Isola di Oshima in Giappone, dopo passaggio del tifone Wipha, 16 ottobre 2013 (Getty images)

Le devastanti perturbazioni cicloniche in Asia non danno tregua. Dopo i tragici numeri riscontrati in Vietnam, con il passaggio del tifone Nari, questa mattina il Giappone è stato colpito dal tifone Wipha che ha provocato il decesso di almeno 13 persone nella piccola isola giapponese di Oshima a forte vocazione turistica, situata a 120 km a sud di Tokyo.

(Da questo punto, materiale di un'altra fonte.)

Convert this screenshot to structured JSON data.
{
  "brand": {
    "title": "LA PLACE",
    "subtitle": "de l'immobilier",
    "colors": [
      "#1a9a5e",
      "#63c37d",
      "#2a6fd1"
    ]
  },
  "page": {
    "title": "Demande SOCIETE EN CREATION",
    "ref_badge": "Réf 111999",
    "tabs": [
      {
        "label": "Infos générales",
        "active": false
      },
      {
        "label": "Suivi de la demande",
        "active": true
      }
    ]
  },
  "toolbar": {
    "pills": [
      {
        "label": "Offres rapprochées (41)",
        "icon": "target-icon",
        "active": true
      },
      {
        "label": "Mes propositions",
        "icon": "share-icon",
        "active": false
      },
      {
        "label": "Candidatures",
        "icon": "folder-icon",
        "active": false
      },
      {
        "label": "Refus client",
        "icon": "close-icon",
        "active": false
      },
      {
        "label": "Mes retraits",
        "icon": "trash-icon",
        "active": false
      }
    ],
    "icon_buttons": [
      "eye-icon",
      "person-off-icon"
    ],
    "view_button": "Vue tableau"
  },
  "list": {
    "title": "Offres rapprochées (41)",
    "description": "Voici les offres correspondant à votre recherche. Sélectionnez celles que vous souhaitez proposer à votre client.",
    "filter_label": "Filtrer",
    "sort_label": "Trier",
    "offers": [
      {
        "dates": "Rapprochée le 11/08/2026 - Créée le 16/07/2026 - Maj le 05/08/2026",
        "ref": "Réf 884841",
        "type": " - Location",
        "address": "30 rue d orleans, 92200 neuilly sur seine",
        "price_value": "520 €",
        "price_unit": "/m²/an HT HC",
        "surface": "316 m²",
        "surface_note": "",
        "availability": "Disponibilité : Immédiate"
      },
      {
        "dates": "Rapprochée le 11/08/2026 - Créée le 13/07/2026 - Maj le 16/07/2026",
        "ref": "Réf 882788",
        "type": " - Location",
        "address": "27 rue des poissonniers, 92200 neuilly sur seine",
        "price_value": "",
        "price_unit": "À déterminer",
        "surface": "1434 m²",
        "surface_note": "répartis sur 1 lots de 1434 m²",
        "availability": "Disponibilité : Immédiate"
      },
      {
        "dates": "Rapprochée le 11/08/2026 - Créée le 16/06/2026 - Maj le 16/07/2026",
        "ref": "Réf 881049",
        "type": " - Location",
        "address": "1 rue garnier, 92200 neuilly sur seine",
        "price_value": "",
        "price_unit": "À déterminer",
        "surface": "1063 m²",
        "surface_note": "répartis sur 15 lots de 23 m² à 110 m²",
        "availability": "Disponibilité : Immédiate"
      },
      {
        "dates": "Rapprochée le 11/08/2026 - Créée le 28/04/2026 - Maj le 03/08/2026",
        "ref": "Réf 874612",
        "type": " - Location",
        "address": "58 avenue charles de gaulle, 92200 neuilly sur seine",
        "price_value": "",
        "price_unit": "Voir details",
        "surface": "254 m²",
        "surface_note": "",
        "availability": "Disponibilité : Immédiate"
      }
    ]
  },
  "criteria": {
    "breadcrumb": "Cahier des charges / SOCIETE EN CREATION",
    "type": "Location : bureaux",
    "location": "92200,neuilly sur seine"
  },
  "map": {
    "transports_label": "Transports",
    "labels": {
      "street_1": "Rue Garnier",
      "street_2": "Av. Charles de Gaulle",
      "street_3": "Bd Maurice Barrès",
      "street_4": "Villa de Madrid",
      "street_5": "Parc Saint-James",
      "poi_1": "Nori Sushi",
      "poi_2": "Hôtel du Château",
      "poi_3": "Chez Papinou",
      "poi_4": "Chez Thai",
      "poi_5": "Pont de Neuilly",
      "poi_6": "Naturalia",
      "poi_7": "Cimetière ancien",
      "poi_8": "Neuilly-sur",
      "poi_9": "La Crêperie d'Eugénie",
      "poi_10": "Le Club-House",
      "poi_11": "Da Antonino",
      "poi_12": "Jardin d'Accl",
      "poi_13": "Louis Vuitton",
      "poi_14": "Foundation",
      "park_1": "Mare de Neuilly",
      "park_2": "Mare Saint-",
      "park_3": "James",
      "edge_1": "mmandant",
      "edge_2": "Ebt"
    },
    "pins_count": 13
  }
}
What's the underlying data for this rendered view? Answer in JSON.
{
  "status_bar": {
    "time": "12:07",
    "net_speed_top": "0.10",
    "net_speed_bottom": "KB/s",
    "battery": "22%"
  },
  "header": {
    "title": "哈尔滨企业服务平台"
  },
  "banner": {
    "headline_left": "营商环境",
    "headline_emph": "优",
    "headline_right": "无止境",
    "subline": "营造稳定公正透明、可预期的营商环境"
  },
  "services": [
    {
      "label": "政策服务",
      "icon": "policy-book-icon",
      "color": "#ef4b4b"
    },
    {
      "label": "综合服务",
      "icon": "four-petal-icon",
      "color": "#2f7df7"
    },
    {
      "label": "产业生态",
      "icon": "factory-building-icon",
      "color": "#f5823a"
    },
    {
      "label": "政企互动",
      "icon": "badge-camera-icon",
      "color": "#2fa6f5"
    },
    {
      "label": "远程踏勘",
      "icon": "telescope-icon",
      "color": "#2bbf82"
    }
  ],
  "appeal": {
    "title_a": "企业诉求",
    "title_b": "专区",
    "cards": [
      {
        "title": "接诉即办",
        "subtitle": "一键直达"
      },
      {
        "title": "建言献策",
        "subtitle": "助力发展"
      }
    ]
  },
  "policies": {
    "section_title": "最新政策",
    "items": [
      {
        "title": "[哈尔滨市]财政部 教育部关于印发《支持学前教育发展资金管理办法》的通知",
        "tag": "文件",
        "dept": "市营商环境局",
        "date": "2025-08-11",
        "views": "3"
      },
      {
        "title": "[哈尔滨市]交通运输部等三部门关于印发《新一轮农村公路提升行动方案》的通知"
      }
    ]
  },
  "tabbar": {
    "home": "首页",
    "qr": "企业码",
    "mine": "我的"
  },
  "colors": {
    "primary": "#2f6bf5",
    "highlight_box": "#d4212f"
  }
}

Stando a quanto riportano i media locali il bilancio ancora provvisorio conta anche una cinquantina di dispersi.

Si tratta del 26/mo tifone della stagione e il più potente degli ultimi 10 anni.

Anche Tokyo e la grande piana del Kanto sono state raggiunte da forti venti e dalle pesanti piogge che sull’isola di Oshima hanno raggiunto il record di 122,5 mm per ora.

Come riporta Repubblica.it, la maggior parte delle vittime sono state sepolte da smottamenti.

Mentre decine di case sono andate distrutte, i responsabili delle autorità locali dell’isola dichiarano di non aver idea “di quale possa essere l’entità dei danni”.

A Tokyo sono stati sospesi i trasporti pubblici e i treni ad alta velocità sulle linee Tohoku, Yamagata, Joetsu, Nagano e Tokaido Shinkansen.
Pesante il bilancio per le compagnie aeree Japan Airlines e ANA che hanno dovuto annullare circa 400 voli.

Il tifone Wipha dovrebbe essere riclassificato come ciclone extratropicale in quanto i venti hanno raggiunto i 180 chilometri orari.
Secondo la Japan Meteorologcal Agency Whipa si sta dirigendo verso la centrale nucleare di Fukushima, e dovrebbe poi scaricarsi definitivamente nell’Oceano Pacifico.